On that subject, what is the greatest failing of George Bush that you seem to think part and parcel of the Republican Party? The Iraq War? Which is what most seem to despise him and the Republican Party for. Should I point out that since the US Civil War (Which can be attributed to Buchanan)and the formation of the Republican Party in the United States that pretty much all the wars we have been involved in have started with a Democrat: Spanish-American War (McKinley), WWI(Wilson), WWII (Frankin Roosevelt), Cold War(Truman), Korean War(Truman), & Vietnam (Kennedy), Kosovo (Clinton). What have the warmongering Republicans brought you? Grenada (Reagan), Panama (Bush I), Kuwait (Bush I), and Iraq (Bush II)?

If you want to discuss history, honestly and unabashedly... I think you really ought to consider looking at more than eight years.

And remember that catchy Democratic Party catchphrase from the late 1840's of "Fifty-Four Forty or Fight" (Polk).

Cheers!

~Finntann~

Finntann said...

Oh, and P.S if you are really interested in whose policies are whose... try tracing back the policy origin of sub-prime mortgages, I think you'll find it doesn't lead back to Republicans.

Silverfiddle said...

President Bush and the Republicans in congress failed us by abandoning conservative ideas.

As Fintann pointed out, Republicans are supposed to stand for conservative values and Democrats for liberal ones, but in the actual political arena those pure ideals get muddied.

A corollary: Don't confuse liberalism with Democratism and don't confuse conservatism with Republicanism.

All the more reason to limit government.

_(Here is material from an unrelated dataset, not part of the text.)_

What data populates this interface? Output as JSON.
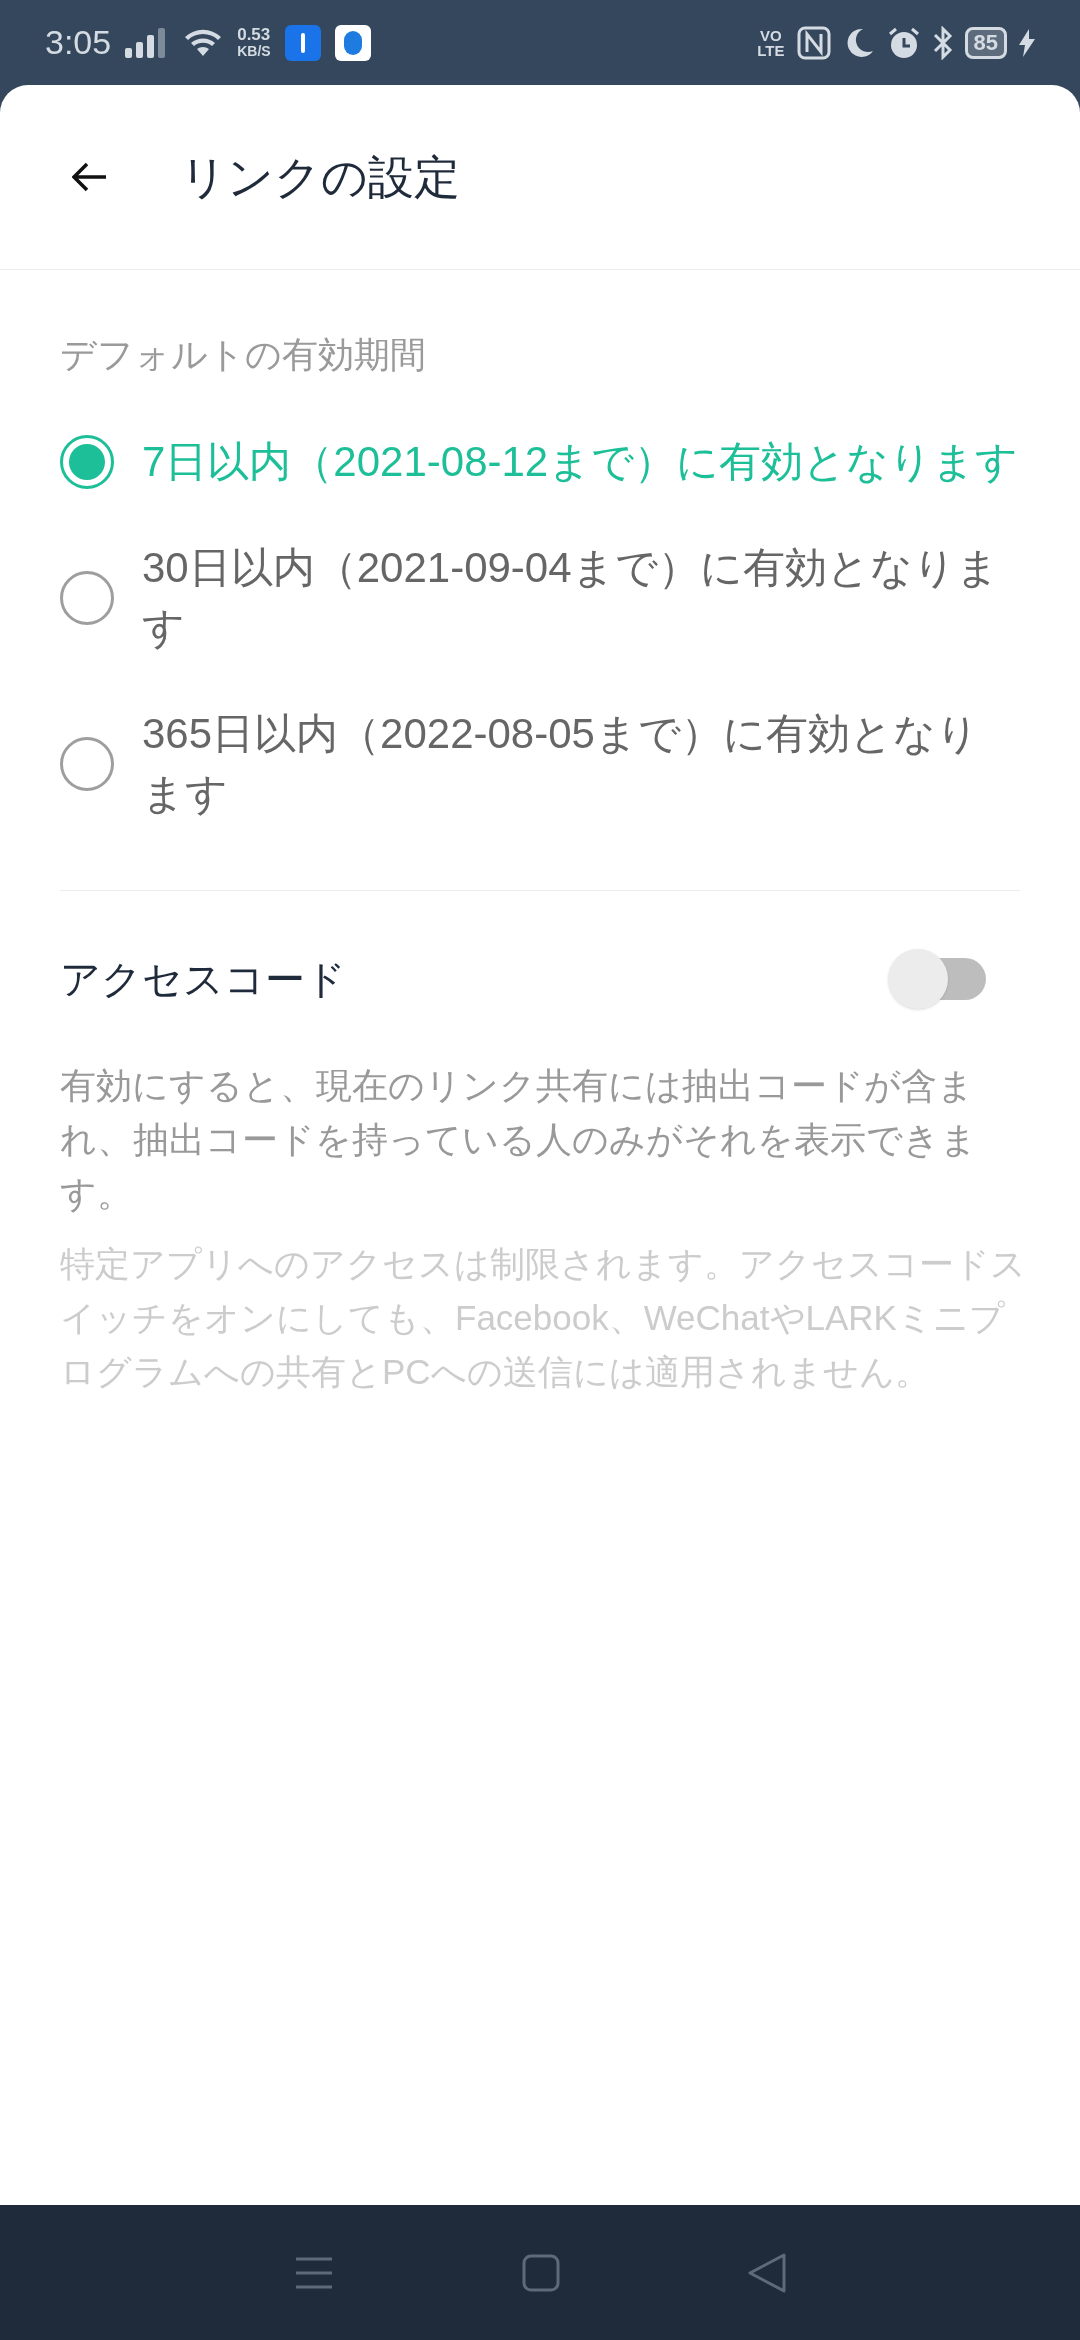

I don't want a Republican jacking with our economy any more that I want a Dem doing it. If you're getting screwed, it really doesn't matter whose doing the screwing...

Canadian Pragmatist said...

I don't know what republicanism means. I'm not American, so these distinctions are non-sensical to me.

My only point was that if a Democrat like Carter fucks up, I'm not going to say that he didn't represent real liberal values, but that he fucked up, and lets give the other side a chance.

You seem to be saying that Bush fucked up, but so what he wasn't a real republican/conservative/whatever, and you still blame liberal ideas for his fuck ups. How is this naive, or cheap? Take responsibility for your party which you problably voted for to further your political philosophies. That they didn't do what you wanted them to do is not an honest way to shake off responsibility.

Silverfiddle said...

They didn't follow conservative principles.

Russell said...

chicken little said: "I don't know what republicanism means. I'm not American, so these distinctions are non-sensical to me."

and yet you post about it as if you know something. you know, it's ok to keep your mouth shut about subjects on which you know little. some would call that wise.

that fact that bush is a republican does not mean that he is a conservative. note that colin powell, nominally a republican, voted for the most liberal major-party presidential candidate in the history of american politics.